Ce qui m’a frappé dans cette conversation, c’est la franchise de Jonas sur les erreurs de structure. Pas de théorie. Des décisions prises, testées, remises en question. Une campagne multi-pays qui créait des déséquilibres de stock. Un ciblage par centres d’intérêt qui ne fonctionne – vraiment – qu’en France. Et une créa de campagne Kids hyper travaillée qui n’a pas cartonné malgré toutes les cases cochées.

Il y a beaucoup à tirer de cette interview. Pas juste pour les e-commerçants dans l’optique. Pour n’importe qui qui gère des campagnes dans plusieurs pays avec plusieurs produits – et qui se retrouve à arbitrer entre performance, stock, et cohérence de marque.

Le problème du CPM que personne ne te dit au départ

Mettre le UK et l’Italie dans le même ensemble de publicités. Ça semble logique si tu penses en termes de zones géographiques proches. Sauf que le CPM en Italie tourne autour de 3€. Au UK, il est à 8€. Résultat : l’algorithme optimise mécaniquement vers l’Italie, et tu n’as pratiquement rien dépensé au UK en fin de mois.
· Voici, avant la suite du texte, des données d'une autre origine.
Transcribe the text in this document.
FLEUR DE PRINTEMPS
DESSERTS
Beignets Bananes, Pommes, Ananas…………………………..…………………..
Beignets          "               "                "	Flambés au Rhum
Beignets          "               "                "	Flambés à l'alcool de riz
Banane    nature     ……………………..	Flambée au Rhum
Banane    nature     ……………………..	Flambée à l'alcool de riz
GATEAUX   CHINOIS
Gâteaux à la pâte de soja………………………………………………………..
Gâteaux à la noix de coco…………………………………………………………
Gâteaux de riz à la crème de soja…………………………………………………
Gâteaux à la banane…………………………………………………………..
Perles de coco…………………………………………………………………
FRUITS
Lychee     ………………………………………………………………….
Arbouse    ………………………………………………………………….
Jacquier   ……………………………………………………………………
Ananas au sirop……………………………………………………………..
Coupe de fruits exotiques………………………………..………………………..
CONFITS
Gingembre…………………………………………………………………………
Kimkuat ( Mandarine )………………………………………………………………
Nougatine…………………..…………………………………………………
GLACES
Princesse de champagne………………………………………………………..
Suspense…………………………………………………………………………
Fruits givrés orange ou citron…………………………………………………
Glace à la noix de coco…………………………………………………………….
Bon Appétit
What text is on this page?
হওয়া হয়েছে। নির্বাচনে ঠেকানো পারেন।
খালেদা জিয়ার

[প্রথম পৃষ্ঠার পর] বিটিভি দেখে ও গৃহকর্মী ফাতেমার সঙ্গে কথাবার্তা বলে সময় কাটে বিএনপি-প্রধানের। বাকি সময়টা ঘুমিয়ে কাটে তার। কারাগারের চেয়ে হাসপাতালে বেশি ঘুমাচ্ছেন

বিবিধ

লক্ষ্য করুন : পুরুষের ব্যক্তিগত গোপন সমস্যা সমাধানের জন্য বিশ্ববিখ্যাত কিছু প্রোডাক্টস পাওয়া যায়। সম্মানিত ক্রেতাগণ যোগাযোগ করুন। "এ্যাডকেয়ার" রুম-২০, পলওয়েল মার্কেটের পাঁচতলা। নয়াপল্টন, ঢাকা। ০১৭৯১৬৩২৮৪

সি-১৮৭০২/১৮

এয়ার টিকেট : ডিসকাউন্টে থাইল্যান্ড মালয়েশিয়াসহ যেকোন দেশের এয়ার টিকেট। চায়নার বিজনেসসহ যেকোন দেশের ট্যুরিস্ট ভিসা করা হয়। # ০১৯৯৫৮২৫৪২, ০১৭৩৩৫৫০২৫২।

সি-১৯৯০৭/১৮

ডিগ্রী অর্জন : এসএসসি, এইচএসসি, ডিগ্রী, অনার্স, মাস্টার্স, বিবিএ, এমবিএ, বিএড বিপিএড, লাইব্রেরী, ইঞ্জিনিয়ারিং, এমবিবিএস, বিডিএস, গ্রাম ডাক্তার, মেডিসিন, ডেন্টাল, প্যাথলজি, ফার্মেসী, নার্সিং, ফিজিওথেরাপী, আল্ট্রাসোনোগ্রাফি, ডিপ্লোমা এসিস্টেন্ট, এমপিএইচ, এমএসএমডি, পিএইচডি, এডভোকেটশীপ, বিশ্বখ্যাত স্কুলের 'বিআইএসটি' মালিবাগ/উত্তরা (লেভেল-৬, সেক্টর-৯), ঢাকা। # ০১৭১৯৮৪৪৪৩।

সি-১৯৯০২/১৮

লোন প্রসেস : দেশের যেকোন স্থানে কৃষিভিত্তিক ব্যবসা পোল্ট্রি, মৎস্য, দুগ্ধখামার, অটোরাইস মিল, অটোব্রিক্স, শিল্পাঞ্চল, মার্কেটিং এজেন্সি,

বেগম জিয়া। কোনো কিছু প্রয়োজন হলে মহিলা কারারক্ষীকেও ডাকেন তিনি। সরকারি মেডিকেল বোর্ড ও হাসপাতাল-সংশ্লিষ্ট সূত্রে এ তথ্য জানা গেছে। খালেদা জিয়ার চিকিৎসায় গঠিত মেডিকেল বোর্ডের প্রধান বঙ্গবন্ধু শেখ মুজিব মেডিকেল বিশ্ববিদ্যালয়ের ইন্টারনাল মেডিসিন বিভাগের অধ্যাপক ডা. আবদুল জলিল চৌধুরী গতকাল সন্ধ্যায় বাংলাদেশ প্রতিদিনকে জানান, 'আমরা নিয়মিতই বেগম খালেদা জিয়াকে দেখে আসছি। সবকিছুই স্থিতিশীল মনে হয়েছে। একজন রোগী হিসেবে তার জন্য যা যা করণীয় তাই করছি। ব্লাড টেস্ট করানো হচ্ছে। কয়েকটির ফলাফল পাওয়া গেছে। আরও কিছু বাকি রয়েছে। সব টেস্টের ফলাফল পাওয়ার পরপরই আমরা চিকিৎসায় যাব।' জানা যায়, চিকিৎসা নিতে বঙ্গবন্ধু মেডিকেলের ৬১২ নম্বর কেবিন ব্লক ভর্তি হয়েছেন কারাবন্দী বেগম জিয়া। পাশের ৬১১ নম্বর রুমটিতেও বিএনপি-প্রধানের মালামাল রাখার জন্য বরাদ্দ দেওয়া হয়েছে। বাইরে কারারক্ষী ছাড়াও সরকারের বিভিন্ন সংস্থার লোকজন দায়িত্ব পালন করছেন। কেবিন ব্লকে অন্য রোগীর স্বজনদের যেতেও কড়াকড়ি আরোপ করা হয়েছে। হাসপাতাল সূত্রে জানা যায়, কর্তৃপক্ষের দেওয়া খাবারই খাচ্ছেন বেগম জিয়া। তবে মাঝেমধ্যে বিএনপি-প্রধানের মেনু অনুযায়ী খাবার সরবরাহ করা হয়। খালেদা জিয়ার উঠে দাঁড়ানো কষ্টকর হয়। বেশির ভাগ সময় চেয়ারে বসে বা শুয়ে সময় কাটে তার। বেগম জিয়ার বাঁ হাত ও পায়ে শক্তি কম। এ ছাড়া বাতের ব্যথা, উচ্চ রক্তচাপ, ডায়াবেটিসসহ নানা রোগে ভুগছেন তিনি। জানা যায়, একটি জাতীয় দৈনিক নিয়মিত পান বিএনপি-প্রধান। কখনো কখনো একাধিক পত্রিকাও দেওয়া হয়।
« Si tu mets le UK dans la même zone que l’Italie, bah en fait tout ton spending il va partir sur l’Italie parce que l’Italie tu as un CPM à 3€ et le UK il est à 8€ et tu auras rien dépensé au UK. »

Voilà. Dit comme ça, c’est évident – après coup.

C’est pourtant l’erreur classique sur les campagnes facebook ads multi-pays. On regroupe des pays par affinité culturelle, par langue, par proximité. Pas par CPM. Et l’algorithme, lui, ne lit pas les cartes géographiques : il lit les prix d’enchère.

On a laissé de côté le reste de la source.